In a previous study, Gu J et al. showed that subjects with the variant allele of rs398652 (associated with longer telomeres) has a significantly reduced risk of bladder cancer [9]. In addition, we found that both rs621559 and rs398652 genetic variants have obvious impact on LTL and ESCC susceptibility in Chinese [26]. In line with these findings, our current study also confirmed that only rs621559 and rs398652 influence risk of HBV-related HCC among all eleven GWAS-identified LTL-related SNPs. These findings demonstrate that rs621559 and rs398652 might be common genetic components in intensifying risk of different malignancies.

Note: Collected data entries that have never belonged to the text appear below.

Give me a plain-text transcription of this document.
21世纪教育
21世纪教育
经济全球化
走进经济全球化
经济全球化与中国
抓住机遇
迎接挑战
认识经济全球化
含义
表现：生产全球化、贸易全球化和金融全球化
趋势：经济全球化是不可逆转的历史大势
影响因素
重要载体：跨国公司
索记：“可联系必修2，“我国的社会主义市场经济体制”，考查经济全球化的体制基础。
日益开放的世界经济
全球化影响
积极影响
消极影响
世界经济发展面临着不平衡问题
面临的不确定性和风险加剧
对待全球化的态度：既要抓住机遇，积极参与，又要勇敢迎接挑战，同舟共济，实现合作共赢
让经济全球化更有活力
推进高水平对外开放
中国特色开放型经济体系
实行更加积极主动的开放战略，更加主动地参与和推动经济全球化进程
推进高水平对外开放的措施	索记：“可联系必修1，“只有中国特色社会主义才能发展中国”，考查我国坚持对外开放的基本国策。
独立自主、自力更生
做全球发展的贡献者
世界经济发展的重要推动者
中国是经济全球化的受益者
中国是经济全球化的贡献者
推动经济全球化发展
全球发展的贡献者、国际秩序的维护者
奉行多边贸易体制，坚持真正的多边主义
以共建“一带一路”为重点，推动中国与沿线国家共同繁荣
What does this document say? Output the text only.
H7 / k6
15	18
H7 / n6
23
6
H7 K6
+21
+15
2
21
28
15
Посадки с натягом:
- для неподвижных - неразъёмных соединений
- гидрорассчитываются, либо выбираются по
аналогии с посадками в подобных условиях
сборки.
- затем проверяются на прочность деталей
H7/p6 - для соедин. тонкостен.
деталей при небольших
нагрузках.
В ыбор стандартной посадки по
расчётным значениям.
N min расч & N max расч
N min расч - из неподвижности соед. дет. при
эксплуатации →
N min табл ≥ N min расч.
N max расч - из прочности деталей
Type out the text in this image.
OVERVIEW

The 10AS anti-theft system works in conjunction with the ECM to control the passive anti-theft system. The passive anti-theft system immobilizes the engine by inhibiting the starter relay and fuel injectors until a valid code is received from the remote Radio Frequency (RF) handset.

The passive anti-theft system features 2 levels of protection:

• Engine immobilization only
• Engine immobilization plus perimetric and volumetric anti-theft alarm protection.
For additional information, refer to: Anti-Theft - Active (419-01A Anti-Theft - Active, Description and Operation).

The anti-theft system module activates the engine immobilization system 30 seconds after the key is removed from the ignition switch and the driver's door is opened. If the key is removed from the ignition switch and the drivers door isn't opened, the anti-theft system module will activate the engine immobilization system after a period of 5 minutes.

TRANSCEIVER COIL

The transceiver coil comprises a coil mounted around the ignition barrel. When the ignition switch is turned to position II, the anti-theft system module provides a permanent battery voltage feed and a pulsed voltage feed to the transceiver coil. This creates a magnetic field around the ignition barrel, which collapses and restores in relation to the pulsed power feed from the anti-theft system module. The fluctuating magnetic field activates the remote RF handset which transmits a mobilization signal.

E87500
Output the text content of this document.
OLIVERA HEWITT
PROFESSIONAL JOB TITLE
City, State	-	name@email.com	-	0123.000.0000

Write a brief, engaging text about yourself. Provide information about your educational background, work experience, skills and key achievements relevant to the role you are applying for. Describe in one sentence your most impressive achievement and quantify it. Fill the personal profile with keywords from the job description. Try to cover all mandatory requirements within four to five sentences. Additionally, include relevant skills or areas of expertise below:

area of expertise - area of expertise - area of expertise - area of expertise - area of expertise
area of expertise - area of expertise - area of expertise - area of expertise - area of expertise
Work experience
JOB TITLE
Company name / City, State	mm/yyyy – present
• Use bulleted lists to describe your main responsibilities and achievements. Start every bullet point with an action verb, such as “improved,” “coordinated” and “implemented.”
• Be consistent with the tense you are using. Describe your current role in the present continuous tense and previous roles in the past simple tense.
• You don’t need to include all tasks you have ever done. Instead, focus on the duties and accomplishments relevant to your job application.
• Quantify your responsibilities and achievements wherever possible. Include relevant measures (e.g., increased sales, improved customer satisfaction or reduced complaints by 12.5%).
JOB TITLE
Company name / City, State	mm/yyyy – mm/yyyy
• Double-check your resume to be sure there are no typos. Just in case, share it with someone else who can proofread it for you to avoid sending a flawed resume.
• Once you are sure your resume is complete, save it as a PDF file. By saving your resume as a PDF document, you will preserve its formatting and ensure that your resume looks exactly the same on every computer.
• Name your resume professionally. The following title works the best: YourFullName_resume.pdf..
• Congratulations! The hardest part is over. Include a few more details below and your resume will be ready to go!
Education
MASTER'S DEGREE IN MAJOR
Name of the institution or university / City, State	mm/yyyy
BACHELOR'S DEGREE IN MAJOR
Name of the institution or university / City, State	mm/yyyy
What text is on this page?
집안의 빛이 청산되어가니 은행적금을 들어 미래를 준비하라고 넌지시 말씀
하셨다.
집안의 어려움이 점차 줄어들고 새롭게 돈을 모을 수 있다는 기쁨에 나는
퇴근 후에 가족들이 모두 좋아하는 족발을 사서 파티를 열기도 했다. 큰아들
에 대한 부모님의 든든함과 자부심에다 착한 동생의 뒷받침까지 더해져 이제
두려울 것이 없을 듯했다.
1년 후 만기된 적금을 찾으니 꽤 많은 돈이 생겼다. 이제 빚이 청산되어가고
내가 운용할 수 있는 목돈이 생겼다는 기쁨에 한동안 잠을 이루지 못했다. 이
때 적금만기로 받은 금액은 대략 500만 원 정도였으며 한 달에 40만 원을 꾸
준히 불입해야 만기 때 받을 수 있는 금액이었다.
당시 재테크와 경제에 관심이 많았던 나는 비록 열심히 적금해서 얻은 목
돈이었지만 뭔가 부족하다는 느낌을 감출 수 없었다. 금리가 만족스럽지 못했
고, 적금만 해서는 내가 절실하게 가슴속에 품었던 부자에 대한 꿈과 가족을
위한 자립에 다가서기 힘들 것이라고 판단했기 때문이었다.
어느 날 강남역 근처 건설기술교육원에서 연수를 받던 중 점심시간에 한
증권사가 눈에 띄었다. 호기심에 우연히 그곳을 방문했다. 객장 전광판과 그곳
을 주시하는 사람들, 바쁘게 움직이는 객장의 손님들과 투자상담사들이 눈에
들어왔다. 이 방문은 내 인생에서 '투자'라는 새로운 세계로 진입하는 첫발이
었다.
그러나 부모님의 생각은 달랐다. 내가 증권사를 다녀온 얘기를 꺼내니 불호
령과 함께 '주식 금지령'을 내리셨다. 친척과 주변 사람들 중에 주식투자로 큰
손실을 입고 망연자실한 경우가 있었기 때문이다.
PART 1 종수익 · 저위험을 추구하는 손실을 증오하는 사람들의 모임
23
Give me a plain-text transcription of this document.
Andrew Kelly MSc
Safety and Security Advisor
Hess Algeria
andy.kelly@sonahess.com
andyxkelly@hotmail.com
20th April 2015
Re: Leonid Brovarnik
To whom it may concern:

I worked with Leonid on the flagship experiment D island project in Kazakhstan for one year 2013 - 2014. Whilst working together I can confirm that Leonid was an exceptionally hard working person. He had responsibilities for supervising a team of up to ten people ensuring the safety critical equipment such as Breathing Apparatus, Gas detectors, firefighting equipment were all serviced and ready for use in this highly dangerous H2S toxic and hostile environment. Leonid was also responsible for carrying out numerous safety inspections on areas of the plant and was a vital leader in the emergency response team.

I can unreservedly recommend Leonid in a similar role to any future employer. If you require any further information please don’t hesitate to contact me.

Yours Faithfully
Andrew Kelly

Another possible explanation of this inconsistence is that rs621559 and rs398652 SNPs may also contribute to HCC risk through influence function and/or expression of genes in a trans-regulation way. rs398652 locates about 60 kb from the PELI2 gene, encoding the pellino2 protein which plays a pivotal role in inflammatory response and production of cytokines. Interestingly, it has been shown that chronic inflammation is associated with up to 25% of malignancies and also accelerates telomere attrition [35]–[37]. Therefore, it is possible that chronic inflammation caused by HBV infection can partly elucidates associations between rs398652 and telomere length as well as HCC risk. For rs621559, there is no report on its host, the WDR65 gene, shows its involvement in either telomere maintenance or carcinogenesis.

Our results are obtained from two independent case-control analyses derived from different Han Chinese populations. Having relative large sample sizes, significantly increased/decreased ORs with small P values, these results are unlikely to be attributable to selection bias or unknown confounding factors. The fact that genotype frequencies of all SNPs fit Hardy–Weinberg equilibrium and are identical in the three populations further supports the randomness of our subject selection. Therefore, further studies of HCC and other cancers would be helpful to verify our results.

In all, to the best of our knowledge, this is the first study to reveal that the LTL-related 1p34.2 rs621559 and 14q21 rs398652 polymorphisms influence development of HBV-related HCC.